Recuerdo perfectamente el 4 de marzo de 2003, el día de la votación parlamentaria que condujo a nuestro país a la ignominiosa guerra de Irak. Lo recuerdo perfectamente porque estaba allí, en el Congreso de los Diputados, abochornado ante el griterío, los aplausos, el regocijo, la algarabía con que los diputados del Partido Popular celebraron su unidad inquebrantable para torcer la voluntad inmensamente mayoritaria del país y despeñarnos hacia una guerra ilegal.
Ese recuerdo, que no me ha abandonado nunca y que es recurrente cada vez que en el Parlamento se celebra con alborozo una catástrofe –ya sea aquel “que se jodan” con que una diputada del PP saludó los recortes en las prestaciones por desempleo del Gobierno Rajoy en el Congreso de los Diputados, ya sea el regocijo de la extrema derecha europea ante los cierres de fronteras o el Brexit en el Parlamento Europeo–, inevitablemente me ha asaltado en los últimos días al leer las conclusiones del informe Chilcot sobre la participación del Reino Unido en la guerra de Irak.
Aunque John Chilcot evite el término, se trató de una guerra ilegal, decidida de antemano por George W. Bush con la aquiescencia de Tony Blair y José María Aznar, vestida y vendida bajo los ropajes de una falsa amenaza sobre la capacidad del régimen iraquí para desencadenar un ataque con armas de destrucción masiva en menos de lo que tarda un chasquido de dedos. Armas que nunca aparecieron porque, sencillamente, no existían. Que el informe Chilcot ponga negro sobre blanco que toda la preocupación de Blair y Aznar fuera perseguir la puesta en marcha de una estrategia de comunicación que mostrara que “estaban haciendo todo lo posible para evitar la guerra” cuando ya se había determinado su desencadenamiento no hace sino revelar la dimensión del embuste y la miseria moral de quienes así actuaron.
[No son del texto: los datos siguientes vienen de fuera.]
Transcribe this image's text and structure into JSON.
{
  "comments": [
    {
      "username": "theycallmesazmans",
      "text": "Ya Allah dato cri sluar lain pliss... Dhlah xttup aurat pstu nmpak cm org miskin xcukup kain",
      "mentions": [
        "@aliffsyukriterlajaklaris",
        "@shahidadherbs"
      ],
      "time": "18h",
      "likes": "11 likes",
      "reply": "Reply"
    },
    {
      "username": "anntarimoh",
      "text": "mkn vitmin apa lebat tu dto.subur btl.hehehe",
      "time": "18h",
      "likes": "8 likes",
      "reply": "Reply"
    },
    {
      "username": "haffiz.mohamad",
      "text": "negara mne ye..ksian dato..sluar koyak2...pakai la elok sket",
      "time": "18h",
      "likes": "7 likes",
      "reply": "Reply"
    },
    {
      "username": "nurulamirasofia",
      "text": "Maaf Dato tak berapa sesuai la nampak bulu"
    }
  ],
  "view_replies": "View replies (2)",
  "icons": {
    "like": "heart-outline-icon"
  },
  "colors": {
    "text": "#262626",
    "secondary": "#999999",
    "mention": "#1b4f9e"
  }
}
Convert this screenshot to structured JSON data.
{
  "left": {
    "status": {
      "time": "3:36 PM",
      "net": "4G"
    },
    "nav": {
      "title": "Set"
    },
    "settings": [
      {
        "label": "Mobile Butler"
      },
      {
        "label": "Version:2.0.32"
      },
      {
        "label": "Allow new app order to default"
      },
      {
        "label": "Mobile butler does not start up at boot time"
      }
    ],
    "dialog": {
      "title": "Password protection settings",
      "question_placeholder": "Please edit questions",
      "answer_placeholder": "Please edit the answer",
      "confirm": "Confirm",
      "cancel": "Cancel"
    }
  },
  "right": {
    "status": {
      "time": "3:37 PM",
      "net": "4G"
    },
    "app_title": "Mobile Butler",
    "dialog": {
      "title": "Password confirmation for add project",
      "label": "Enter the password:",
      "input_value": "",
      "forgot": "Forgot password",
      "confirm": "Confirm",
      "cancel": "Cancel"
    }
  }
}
¿Estaba Aznar solo? Estaba socialmente solo, pero arropado por su mayoría absoluta parlamentaria y sus tres delfines de entonces: Jaime Mayor Oreja, Rodrigo Rato y Mariano Rajoy, muy principalmente Mariano Rajoy, quien tomó la palabra en aquel pleno, para sorpresa de toda la cámara, para defender la postura del gobierno, coherente con la estrategia pactada apenas unos días antes por Blair y Aznar: vestir una guerra como una misión de paz. Mentiras, vergonzosas mentiras como las que tratarían de extender tras los trágicos atentados del 11 de marzo de 2004 en Madrid para tratar de ocultar la autoría islamista de los mismos
Las consecuencias de aquella guerra son conocidas: una región devastada, más de 250.000 muertos según las estimaciones de Iraq Body Count –hasta cuatro veces más según otros organismos– y la aparición y crecimiento del Estado Islámico en el caos surgido tras la guerra. De aquellos polvos, estos lodos.
Aunque no sirva como descargo, Bush y Blair han entonado una mínima autocrítica admitiendo fallos como la evidente inexistencia de las armas de destrucción masiva, el caos posterior e, incluso Blair, la vinculación con el surgimiento del Estado Islámico. El único de aquel trío que permanece monolíticamente en sus trece, impasible, imperturbable, es Aznar, que se atrevió a decir hace apenas unos meses que “España salió ganando”. Ahora, calla. Como su heredero.
El que no lo ha hecho es Federico Trillo. Ha dicho el ministro de Defensa en aquella época infame que España no fue a la guerra de Irak y que los soldados españoles no pegaron ni un solo tiro. Me pregunto dónde estuvieron los cientos de soldados españoles allí desplegados o dónde murieron los once soldados que perdieron la vida porque allí les mandó el Gobierno. Me pregunto de dónde ordenó sacar a las tropas José Luis Rodríguez Zapatero nada más ser nombrado presidente del Gobierno. Desvergüenza.
Decía Hipócrates que “la guerra es la mejor escuela del cirujano”. Pero estos cirujanos, en vez de extirpar la dolencia, tratan de extirpar la verdad. La verdad de unos hechos ignominiosos y unas consecuencias devastadoras que les perseguirán para siempre.
P.D.: ¿#TodosSomosLeoMessi?¿En serio? Algo funciona rematadamente mal en una sociedad, en su conciencia fiscal y en su sentido de la justicia, cuando una condena de prisión por delito fiscal lleva aparejada una reacción de este tipo auspiciada por el club en el que juega.